Happy ne è la prova: Pink ci dedica alcune pagine del suo diario personale con una ballad serena e acustica. Lo stato di grazia è nel testo: «Forse sono troppo spaventata dall’essere felice». Chiunque di noi, almeno una volta, ha rifiutato la sola idea di essere felice perché la felicità non faceva parte della zona di comfort. La cantautrice statunitense ci descrive perfettamente questa condizione: puoi andare in analisi o circondarti di persone positive, ma per essere felice devi essere pronto.

We Could Have It All ci conquista dalle prime battute: batteria, basso e chitarre ci fanno ritornare a quel velato rock che trovavamo nelle prime produzioni di Pink. Un rock necessario alla rabbia sommessa e soffocata dal pianto di un testo che fa i conti con i bilanci della fine di una relazione, un rivedere le proprie posizioni e le proprie responsabilità.
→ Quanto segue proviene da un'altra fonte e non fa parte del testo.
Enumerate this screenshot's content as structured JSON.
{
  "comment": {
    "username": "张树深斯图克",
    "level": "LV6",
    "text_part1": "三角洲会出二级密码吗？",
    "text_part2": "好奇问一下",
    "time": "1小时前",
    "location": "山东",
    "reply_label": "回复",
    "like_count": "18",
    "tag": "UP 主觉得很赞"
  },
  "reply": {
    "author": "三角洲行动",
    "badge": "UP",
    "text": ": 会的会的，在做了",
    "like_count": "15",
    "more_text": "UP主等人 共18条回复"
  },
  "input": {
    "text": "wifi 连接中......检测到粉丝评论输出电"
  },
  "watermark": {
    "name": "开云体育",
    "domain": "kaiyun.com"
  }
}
Il rullante in battere del ritornello è come una porta sbattuta con forza in continuazione, un sottolineare in rosso la parola “fine”.

Love Me Anyway, con la partecipazione di Chris Stapleton, è una canzone d’amore scritta con il miocardio. La penna è conficcata direttamente tra i tessuti e il cuore si fa calamaio per riempire la carta. Un pianoforte, due voci sorprendenti si intrecciano e intonano insieme una dedica che arriva fino al cielo: «Se vedessi le mie cicatrici, se ti spezzassi il cuore, se fossimo lontani milioni di miglia, andresti via? Mi ameresti lo stesso?». Circle Game arriva come una carezza, perché Pink usa le parole per stringere a sé sua figlia e riflettere sui mostri nascosti nell’armadio, gli stessi che la tormentavano da piccola e che ora minacciano la sua bambina. Ecco, il cerchio è proprio questo: fantasmi del passato che non ci abbandonano ma cambiano contenitore, cambiano destinatario.

Per ascoltare The Last Song Of Your Life dobbiamo preparare i fazzolettini: Pink parla a un amico, una persona che non è più in questo mondo e lo fa con tutta la dolcezza che la sua voce è capace di manifestare. Con queste lacrime si chiude “Hurts 2B Human” di Pink, e fare i conti con le nostre emozioni è d’obbligo. Troviamo un’artista sempre più matura e viscerale, capace di adattarsi ad ogni contenitore senza allontanarsi troppo dalla sua zona di comfort: paure e insicurezze sono la sua linfa, e proprio per questo non si sente pronta per trovare la felicità. Una felicità che, però, regala a noi con una tracklist equilibrata e una sinusoide emozionale bilanciata, perfetta per l’ascolto interessato ma anche per quello disimpegnato. Chi cerca empatia, allineamento e comprensione può trovare sollievo in “Hurts 2B Human”, dove leggerezza e animosità trovano pace armata.